Over Here: 20 - Gold Stars
...Gold Stars in many, many windows brought tears to us all, and it seemed to many at the time that even the flowers of the field wept with us during the worst days. Through it all, however, a redeeming fact of sorts was the awareness that, even then, through all of the world's darkness at the time, kids were always going to be kids...
Continuing his autobiograpy, Ron Pataky recalls wartime days.

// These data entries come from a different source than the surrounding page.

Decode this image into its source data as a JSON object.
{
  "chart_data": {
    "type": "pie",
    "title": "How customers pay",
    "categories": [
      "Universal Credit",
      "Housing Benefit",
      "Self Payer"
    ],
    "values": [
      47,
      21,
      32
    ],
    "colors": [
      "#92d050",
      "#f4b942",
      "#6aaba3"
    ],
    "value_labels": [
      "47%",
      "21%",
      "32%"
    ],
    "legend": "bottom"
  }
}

With all of the back-breaking work Gordon and I were forced to perform as youngsters (we even - gasp — mowed lawns, milked two cows, picked a few grapes, and did occasional light hauling!), you might've thought that all we did was work. Ha! For whatever reason, our otherwise unbending father — no doubt at a desperate Mom's urging --always allowed us to leave work, (1) to attend church functions, and (2) to participate in our favorite sports.

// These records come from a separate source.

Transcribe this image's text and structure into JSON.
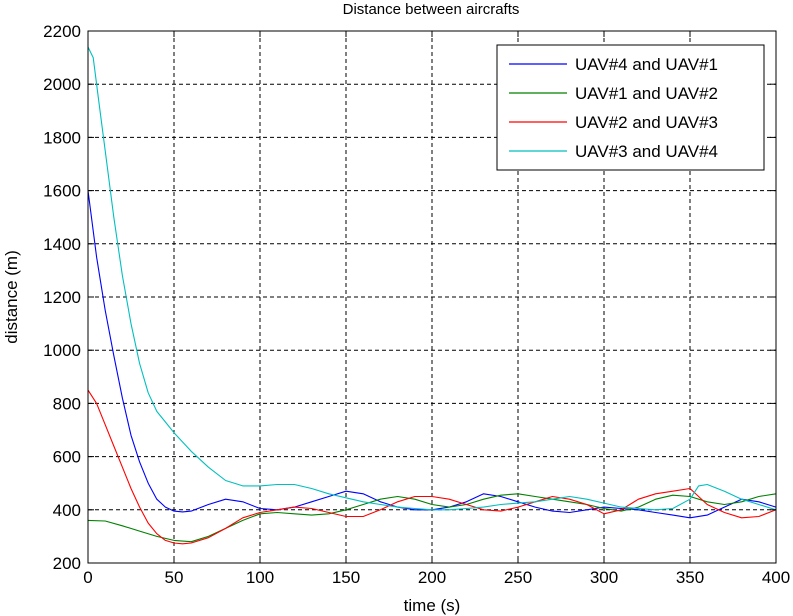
{
  "chart_data": {
    "type": "line",
    "title": "Distance between aircrafts",
    "xlabel": "time (s)",
    "ylabel": "distance (m)",
    "xlim": [
      0,
      400
    ],
    "ylim": [
      200,
      2200
    ],
    "xticks": [
      0,
      50,
      100,
      150,
      200,
      250,
      300,
      350,
      400
    ],
    "yticks": [
      200,
      400,
      600,
      800,
      1000,
      1200,
      1400,
      1600,
      1800,
      2000,
      2200
    ],
    "grid": true,
    "legend_position": "top-right",
    "series": [
      {
        "name": "UAV#4 and UAV#1",
        "color": "#0000ff",
        "x": [
          0,
          5,
          10,
          15,
          20,
          25,
          30,
          35,
          40,
          45,
          50,
          55,
          60,
          70,
          80,
          90,
          100,
          110,
          120,
          130,
          140,
          150,
          160,
          170,
          180,
          190,
          200,
          210,
          220,
          230,
          240,
          250,
          260,
          270,
          280,
          290,
          300,
          310,
          320,
          330,
          340,
          350,
          360,
          370,
          380,
          390,
          400
        ],
        "y": [
          1600,
          1350,
          1150,
          980,
          820,
          680,
          580,
          500,
          440,
          410,
          395,
          392,
          395,
          420,
          440,
          430,
          405,
          400,
          410,
          430,
          450,
          470,
          460,
          430,
          410,
          400,
          400,
          410,
          430,
          460,
          450,
          430,
          410,
          395,
          390,
          400,
          410,
          405,
          400,
          390,
          380,
          370,
          380,
          410,
          440,
          430,
          410
        ]
      },
      {
        "name": "UAV#1 and UAV#2",
        "color": "#008000",
        "x": [
          0,
          10,
          20,
          30,
          40,
          50,
          60,
          70,
          80,
          90,
          100,
          110,
          120,
          130,
          140,
          150,
          160,
          170,
          180,
          190,
          200,
          210,
          220,
          230,
          240,
          250,
          260,
          270,
          280,
          290,
          300,
          310,
          320,
          330,
          340,
          350,
          360,
          370,
          380,
          390,
          400
        ],
        "y": [
          360,
          358,
          340,
          320,
          300,
          285,
          280,
          300,
          330,
          360,
          385,
          390,
          385,
          380,
          385,
          400,
          420,
          440,
          450,
          440,
          420,
          410,
          420,
          440,
          455,
          460,
          450,
          440,
          430,
          420,
          405,
          395,
          410,
          440,
          455,
          450,
          430,
          420,
          430,
          450,
          460
        ]
      },
      {
        "name": "UAV#2 and UAV#3",
        "color": "#ff0000",
        "x": [
          0,
          5,
          10,
          15,
          20,
          25,
          30,
          35,
          40,
          45,
          50,
          55,
          60,
          70,
          80,
          90,
          100,
          110,
          120,
          130,
          140,
          150,
          160,
          170,
          180,
          190,
          200,
          210,
          220,
          230,
          240,
          250,
          260,
          270,
          280,
          290,
          300,
          310,
          320,
          330,
          340,
          350,
          360,
          370,
          380,
          390,
          400
        ],
        "y": [
          850,
          800,
          720,
          640,
          560,
          480,
          410,
          350,
          310,
          285,
          275,
          272,
          275,
          295,
          330,
          370,
          390,
          400,
          410,
          405,
          390,
          375,
          375,
          400,
          430,
          450,
          450,
          440,
          420,
          400,
          395,
          410,
          430,
          450,
          440,
          420,
          385,
          400,
          440,
          460,
          470,
          480,
          420,
          390,
          370,
          375,
          400
        ]
      },
      {
        "name": "UAV#3 and UAV#4",
        "color": "#00bfbf",
        "x": [
          0,
          3,
          6,
          10,
          15,
          20,
          25,
          30,
          35,
          40,
          45,
          50,
          60,
          70,
          80,
          90,
          100,
          110,
          120,
          130,
          140,
          150,
          160,
          170,
          180,
          190,
          200,
          210,
          220,
          230,
          240,
          250,
          260,
          270,
          280,
          290,
          300,
          310,
          320,
          330,
          340,
          350,
          355,
          360,
          370,
          380,
          390,
          400
        ],
        "y": [
          2140,
          2100,
          1950,
          1750,
          1500,
          1280,
          1100,
          950,
          840,
          770,
          730,
          690,
          620,
          560,
          510,
          490,
          490,
          495,
          495,
          480,
          460,
          445,
          430,
          420,
          410,
          405,
          400,
          400,
          405,
          410,
          420,
          425,
          430,
          440,
          450,
          440,
          425,
          410,
          405,
          400,
          405,
          440,
          490,
          495,
          470,
          440,
          420,
          400
        ]
      }
    ]
  }
}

We, of course, returned this mom-influenced kindness by cheating on absolutely every occasion we could. I don't really know about Gordie, but / invented purely imaginary athletic games ("they're counting on me, dad!") whenever I thought I could pull it off. And while I have no idea how long Lutheran catechism takes for most kids, I do know that for me, it required every Tuesday morning for nearly two years! (I must have been the most thoroughly catechimized kid in captivity!).
Since new classes at St. John's started about every eight weeks, there was at least one instruction class always in session. I'm pretty sure of this, because I could, from the Isaly's dairy store across the street, witness virtually every coming and going during the entire 22 months my sanctifying program lasted. (By way of tourist tips on historic sites, incidentally, Isaly's was known far and wide for its superior milkshakes).

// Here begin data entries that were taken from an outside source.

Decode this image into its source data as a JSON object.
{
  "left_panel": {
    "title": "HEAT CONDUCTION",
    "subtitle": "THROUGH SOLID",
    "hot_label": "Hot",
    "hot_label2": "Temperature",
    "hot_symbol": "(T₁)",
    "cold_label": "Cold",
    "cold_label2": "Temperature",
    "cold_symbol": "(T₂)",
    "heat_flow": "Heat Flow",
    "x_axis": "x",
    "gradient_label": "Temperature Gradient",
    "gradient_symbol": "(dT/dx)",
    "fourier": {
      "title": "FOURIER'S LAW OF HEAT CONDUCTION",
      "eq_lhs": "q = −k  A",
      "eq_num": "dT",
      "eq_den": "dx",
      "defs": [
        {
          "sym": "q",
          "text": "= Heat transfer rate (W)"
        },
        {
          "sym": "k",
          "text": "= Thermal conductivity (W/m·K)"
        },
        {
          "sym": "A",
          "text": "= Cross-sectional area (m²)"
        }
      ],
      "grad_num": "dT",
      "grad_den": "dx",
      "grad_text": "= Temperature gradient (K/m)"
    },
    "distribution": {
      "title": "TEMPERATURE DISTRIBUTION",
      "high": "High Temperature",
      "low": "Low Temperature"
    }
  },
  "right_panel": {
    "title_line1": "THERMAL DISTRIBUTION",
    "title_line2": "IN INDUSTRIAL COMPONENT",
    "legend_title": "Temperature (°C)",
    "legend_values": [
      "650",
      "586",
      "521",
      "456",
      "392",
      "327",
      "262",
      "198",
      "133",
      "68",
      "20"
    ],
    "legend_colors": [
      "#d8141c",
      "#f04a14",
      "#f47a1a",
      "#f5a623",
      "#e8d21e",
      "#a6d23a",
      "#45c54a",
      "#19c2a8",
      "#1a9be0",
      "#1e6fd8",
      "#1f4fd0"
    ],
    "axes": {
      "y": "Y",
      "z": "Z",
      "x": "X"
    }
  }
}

We did play for some teams in those days. Both of us were members at one time or another of the "Mud" Gardiner Buick baseball squad and the Lumberman's Mutual Insurance basketball team; and, at least, was active in any number of other assorted leagues, teams, units, platoons, armies, squadrons, groups, or clubs. I refuse to besmirch my brother's name, but freely admit that I could arrange a "game" just about any hour of the day or night, given my special assortment of deceitful machinations. My poor dad never knew what was going on. The only thing he really knew was that his oldest boy (me) was one very busy youngster. In later years, I would reward him by occasionally getting my name in the paper, although by then I'd switched almost exclusively to football. The day would come when modest high school successes on the gridiron would help me to acquire a full, four-year scholarship to Stanford University, from which I managed to leave, under fire, a year and a half later, exactly one quarter before the precision of the point system would have flunked me out anyway. (Even if I had received a straight-A report card that quarter, I still would have flunked out the next - automatically!).
But enough of dull adult stories. Let us return once again to Yesteryear — to those bygone days of Jack Armstrong, Inner Sanctum, the Lone Ranger, Abbott and Costello, Victory Gardens, scrap metal, V-Mail, and Ralston breakfast cereal; and, to a time of every boy's all-too-acute awareness of faraway places like Bastogne, Guadalcanal, Ploeste, and Tobruk. During most of those years of trial, near-daily casualty announcements all-too-often involved photos of kids we knew - neighbor guys who'd gone to our school, local athletes, or older kids we'd known from somewhere across town. Gold Stars in many, many windows brought tears to us all, and it seemed to many at the time that even the flowers of the field wept with us during the worst days. Through it all, however, a redeeming fact of sorts was the awareness that, even then, through all of the world's darkness at the time, kids were always going to be kids — anywhere, at any time. It was apparently true, for tragically brief moments, even amidst the unimaginable horrors of the concentration camps.
But the kids I knew sensed that an Almighty God was dealing with that. It was just too monstrous a thought for a mere kid to wrap his mind around. But even that would be okay one day. It just had to be.